Here are some symptoms associated with grief that will get better with time but are unpleasant to deal with. Grief is complicated and comes with a barrel of emotions that can come at different times or all at the same time.

  • Inability to enjoy life
  • Intense sorrow
  • A struggle to focus
  • Issues accepting the loss
  • Problems accepting death
  • Feelings of numbness
  • Bitterness
  • Hopelessness
  • Struggle to do basic tasks
  • Isolating from loved ones
  • Blaming yourself for the death
  • Wishing you had died too
  • Feeling guilty for surviving

There isn’t a definitive answer to what causes grief and why it can be so complicated. Grief is multifactorial. The level of grief you will feel and how complicated it is may depend on certain factors, like who the person was to you, the circumstances around their death, your history of mental health and your support system.

What Can Trigger Grief?

The smallest thing can trigger waves of grief. And it’s totally okay that your grief has triggers. A common trigger is seeing something that reminds you of them, whether it is an item that belonged to them, a location, or even a song. When a wave of grief is triggered, you may have the following behaviors:

  • Problems falling asleep or not being able to sleep through the night
  • Undereating or overeating
  • Forgetting things
  • Spacing out
  • Wanting to be alone rather than with friends or family
  • Dreaming of the person you lost
  • Forgetting they are gone
  • Restless hyperactivity
  • Crying uncontrollably
  • Visiting places that you associate with the person you are grieving

Read More: Seeing a Dead Person Alive in Dream Meaning

How Do You Ride the Waves of Grief?

The waves will come, there is no escaping this process, but there are some things that you can do to get you through it with as much ease. Here are some tips to how to cope with waves of grief, it is important on how to take care of yourself throughout the waves.

  • Eat regularly
  • Get plenty of rest
  • Lean on your support system
  • Don’t be afraid of your feelings
  • Read about other’s experiences
  • Find your own coping mechanisms
  • Don’t be afraid to fail

It can be challenging to navigate waves of grief. It may a trial-and-error process for you to understand how to best cope. Not everything will be comforting to everyone, if something a friend recommends doesn’t work for you, that’s okay. Remember, everyone deals with loss in a different way.

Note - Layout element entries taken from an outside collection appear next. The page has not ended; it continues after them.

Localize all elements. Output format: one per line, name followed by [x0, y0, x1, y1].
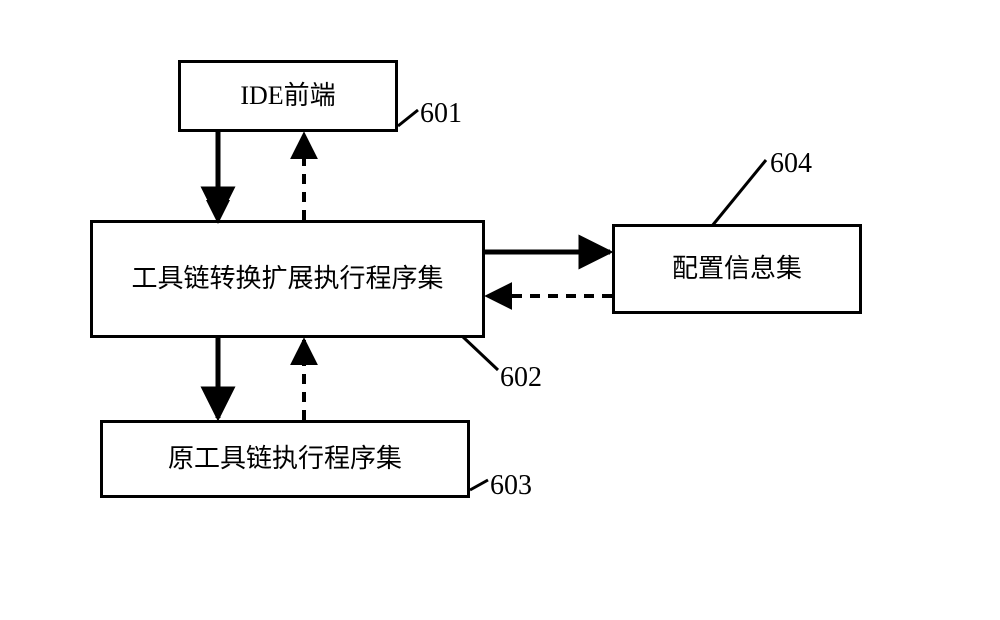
leader-604	[712, 160, 766, 226]
leader-603	[470, 480, 488, 490]
leader-601	[398, 110, 418, 126]
node-label: 配置信息集	[672, 251, 802, 286]
ref-label-text: 601	[420, 98, 462, 129]
node-ide-frontend: IDE前端	[178, 60, 398, 132]
ref-label-602: 602	[500, 362, 542, 394]
ref-label-601: 601	[420, 98, 462, 130]
ref-label-604: 604	[770, 148, 812, 180]
ref-label-603: 603	[490, 470, 532, 502]
ref-label-text: 602	[500, 362, 542, 393]
leader-602	[462, 336, 498, 370]
node-toolchain-ext-exec-set: 工具链转换扩展执行程序集	[90, 220, 485, 338]
ref-label-text: 603	[490, 470, 532, 501]
node-original-toolchain-exec-set: 原工具链执行程序集	[100, 420, 470, 498]
diagram-canvas: IDE前端 工具链转换扩展执行程序集 原工具链执行程序集 配置信息集 601 6…	[0, 0, 1000, 620]
node-label: 工具链转换扩展执行程序集	[131, 261, 443, 296]
node-label: IDE前端	[240, 78, 335, 113]
node-config-info-set: 配置信息集	[612, 224, 862, 314]
ref-label-text: 604	[770, 148, 812, 179]
node-label: 原工具链执行程序集	[168, 441, 402, 476]
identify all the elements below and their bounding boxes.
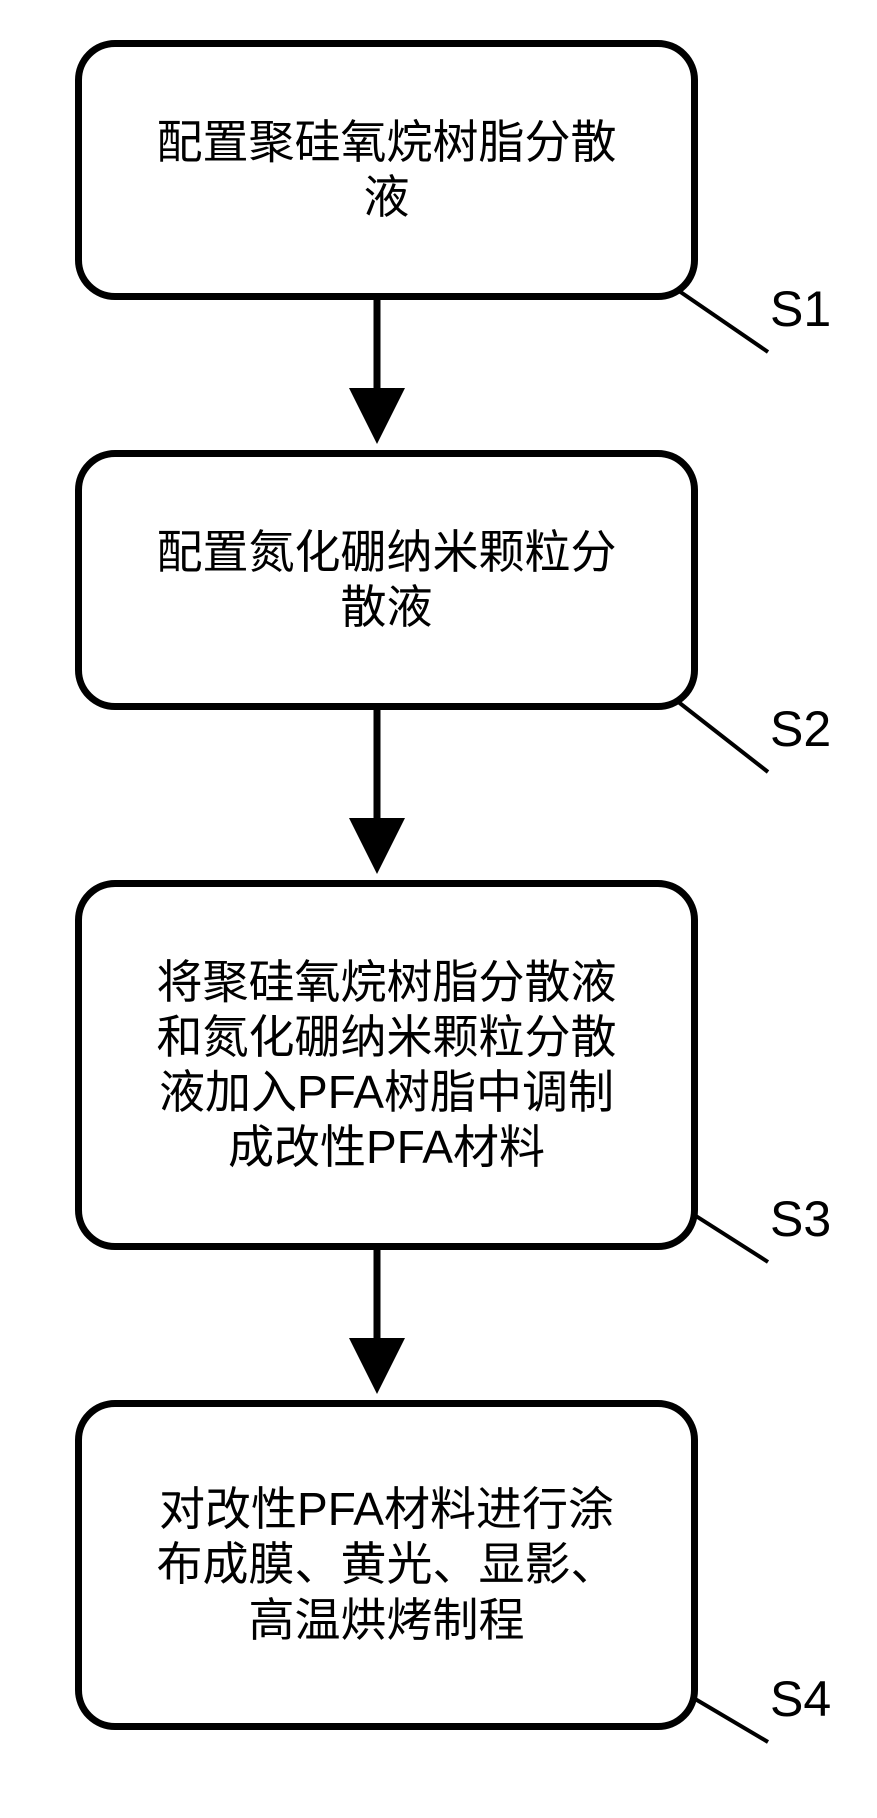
node-text: 配置氮化硼纳米颗粒分 散液 (157, 525, 617, 635)
flow-node-s1: 配置聚硅氧烷树脂分散 液 (75, 40, 698, 300)
node-text: 配置聚硅氧烷树脂分散 液 (157, 115, 617, 225)
flow-node-s3: 将聚硅氧烷树脂分散液 和氮化硼纳米颗粒分散 液加入PFA树脂中调制 成改性PFA… (75, 880, 698, 1250)
node-text: 对改性PFA材料进行涂 布成膜、黄光、显影、 高温烘烤制程 (157, 1482, 617, 1648)
flowchart-canvas: 配置聚硅氧烷树脂分散 液 配置氮化硼纳米颗粒分 散液 将聚硅氧烷树脂分散液 和氮… (0, 0, 877, 1818)
node-text: 将聚硅氧烷树脂分散液 和氮化硼纳米颗粒分散 液加入PFA树脂中调制 成改性PFA… (157, 955, 617, 1176)
step-label-s2: S2 (770, 700, 831, 758)
flow-node-s4: 对改性PFA材料进行涂 布成膜、黄光、显影、 高温烘烤制程 (75, 1400, 698, 1730)
flow-node-s2: 配置氮化硼纳米颗粒分 散液 (75, 450, 698, 710)
step-label-s4: S4 (770, 1670, 831, 1728)
step-label-s1: S1 (770, 280, 831, 338)
step-label-s3: S3 (770, 1190, 831, 1248)
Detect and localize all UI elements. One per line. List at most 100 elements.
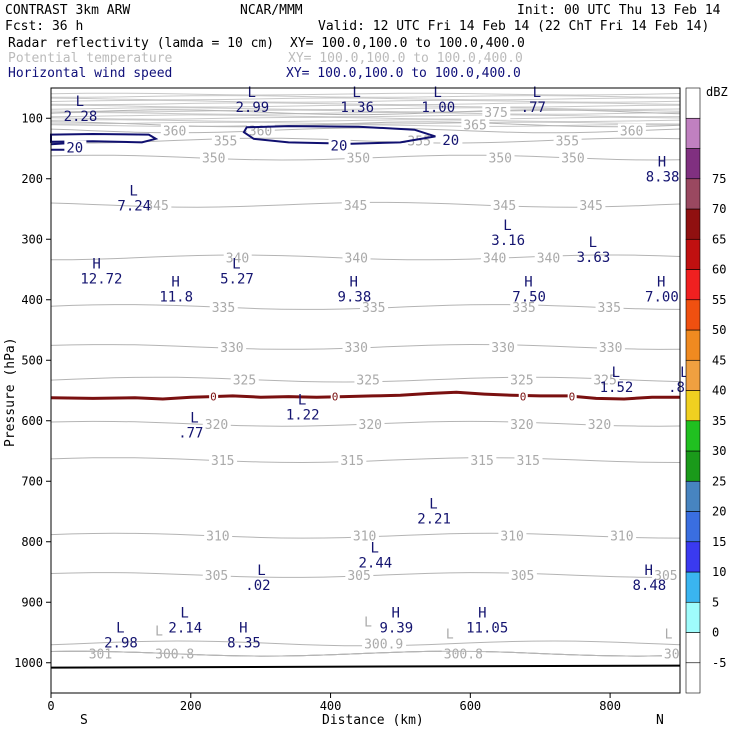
- theta-label: 315: [470, 454, 493, 469]
- x-tick-label: 800: [599, 699, 621, 713]
- theta-label-bg: [362, 636, 407, 651]
- theta-contour-upper: [51, 121, 681, 125]
- theta-label-bg: [591, 372, 620, 387]
- colorbar-level-label: 10: [712, 565, 726, 579]
- theta-label: 315: [516, 454, 539, 469]
- theta-label-bg: [230, 372, 259, 387]
- y-axis-label: Pressure (hPa): [3, 337, 18, 447]
- colorbar-swatch: [685, 632, 701, 664]
- field-reflectivity-xy: XY= 100.0,100.0 to 100.0,400.0: [290, 36, 525, 51]
- theta-label: 350: [561, 152, 584, 167]
- colorbar-swatch: [685, 117, 701, 149]
- freezing-level-label: 0: [569, 391, 576, 404]
- wind-extremum-L: L: [503, 218, 511, 234]
- forecast-hour: Fcst: 36 h: [5, 19, 83, 34]
- wind-extremum-L: L: [589, 235, 597, 251]
- theta-label: 310: [206, 530, 229, 545]
- theta-label: 30: [664, 648, 680, 663]
- colorbar-level-label: 25: [712, 474, 726, 488]
- theta-extremum-L: L: [665, 628, 673, 643]
- colorbar-swatch: [685, 511, 701, 543]
- freezing-level-line: [50, 390, 680, 401]
- theta-label: 345: [145, 199, 168, 214]
- wind-contour-label: 20: [442, 133, 459, 149]
- theta-label: 300.8: [155, 648, 194, 663]
- colorbar-level-label: 0: [712, 626, 719, 640]
- colorbar-swatch: [685, 601, 701, 633]
- model-title: CONTRAST 3km ARW: [5, 3, 130, 18]
- theta-label-bg: [508, 416, 537, 431]
- colorbar-swatch: [685, 359, 701, 391]
- field-wind: Horizontal wind speed: [8, 66, 172, 81]
- theta-label: 300.9: [364, 637, 403, 652]
- theta-label: 305: [511, 569, 534, 584]
- theta-label: 315: [340, 454, 363, 469]
- colorbar-level-label: 75: [712, 172, 726, 186]
- theta-label: 360: [620, 124, 643, 139]
- theta-label-bg: [514, 453, 543, 468]
- theta-label-bg: [508, 372, 537, 387]
- wind-extremum-L: L: [429, 496, 437, 512]
- theta-label-bg: [223, 250, 252, 265]
- north-label: N: [656, 713, 664, 728]
- wind-extremum-value: 3.16: [491, 233, 525, 249]
- theta-label-bg: [342, 250, 371, 265]
- theta-label: 350: [347, 152, 370, 167]
- field-reflectivity: Radar reflectivity (lamda = 10 cm): [8, 36, 274, 51]
- field-theta: Potential temperature: [8, 51, 173, 66]
- theta-label: 340: [226, 251, 249, 266]
- y-tick-label: 800: [21, 535, 43, 549]
- x-tick-label: 200: [180, 699, 202, 713]
- wind-extremum-value: 1.36: [340, 100, 374, 116]
- freezing-level-label: 0: [210, 391, 217, 404]
- theta-label-bg: [209, 453, 238, 468]
- theta-contour-upper: [50, 124, 681, 127]
- wind-extremum-value: 7.24: [117, 199, 151, 215]
- wind-label-bg: [64, 140, 87, 155]
- wind-extremum-value: 9.39: [379, 620, 413, 636]
- wind-extremum-value: 2.44: [359, 556, 393, 572]
- plot-frame: [50, 87, 681, 694]
- field-wind-xy: XY= 100.0,100.0 to 100.0,400.0: [286, 66, 521, 81]
- wind-contour-label: 20: [66, 141, 83, 157]
- theta-contour-upper: [50, 99, 681, 103]
- y-tick-label: 100: [21, 111, 43, 125]
- wind-extremum-value: 1.52: [600, 380, 634, 396]
- theta-label: 325: [356, 374, 379, 389]
- theta-label: 320: [359, 418, 382, 433]
- theta-label-bg: [608, 528, 637, 543]
- theta-label-bg: [199, 150, 228, 165]
- theta-label: 335: [598, 301, 621, 316]
- y-tick-label: 200: [21, 172, 43, 186]
- theta-label-bg: [341, 197, 370, 212]
- y-tick-label: 500: [21, 353, 43, 367]
- colorbar-level-label: 45: [712, 353, 726, 367]
- wind-extremum-value: .77: [521, 100, 546, 116]
- wind-extremum-H: H: [171, 274, 179, 290]
- y-tick-label: 300: [21, 232, 43, 246]
- theta-label: 330: [491, 341, 514, 356]
- theta-label-bg: [86, 646, 115, 661]
- valid-time: Valid: 12 UTC Fri 14 Feb 14 (22 ChT Fri …: [318, 19, 709, 34]
- theta-label: 330: [220, 341, 243, 356]
- theta-label: 360: [163, 124, 186, 139]
- theta-label: 305: [347, 569, 370, 584]
- x-axis-label: Distance (km): [322, 713, 424, 728]
- freezing-label-bg: [518, 390, 528, 402]
- wind-extremum-value: 5.27: [220, 271, 254, 287]
- x-tick-label: 0: [47, 699, 54, 713]
- colorbar-level-label: 20: [712, 505, 726, 519]
- freezing-label-bg: [330, 390, 340, 402]
- header: CONTRAST 3km ARW NCAR/MMM Init: 00 UTC T…: [5, 3, 721, 81]
- colorbar-level-label: 35: [712, 414, 726, 428]
- theta-label-bg: [202, 416, 231, 431]
- theta-label-bg: [204, 528, 233, 543]
- wind-extremum-value: 2.99: [236, 100, 270, 116]
- init-time: Init: 00 UTC Thu 13 Feb 14: [517, 3, 721, 18]
- theta-label-bg: [596, 339, 625, 354]
- wind-extremum-L: L: [257, 563, 265, 579]
- wind-extremum-L: L: [180, 605, 188, 621]
- theta-label-bg: [468, 453, 497, 468]
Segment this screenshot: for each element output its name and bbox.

Talk through the process, either with a professional or with loved ones. Write down and journal your thoughts, it can be cathartic and will allow you process grief personally. Remember, this process is a marathon, not a sprint, so give yourself some grace.

Remember to get the help you need to and it’s not weak to ask for assistance. Asking for help takes a great deal of strength. If grief is left untreated and undealt with, it can turn into depression or anxiety. This can make grief more complicated and could prolong the waves.

Waves of grief could come on at any time without warning. Grief takes a lot of time, there is just no way to cut the process short and speed it up. You also can’t get all your grieving done in one go, it will naturally come in waves. Over time, the waves will get smaller and further apart.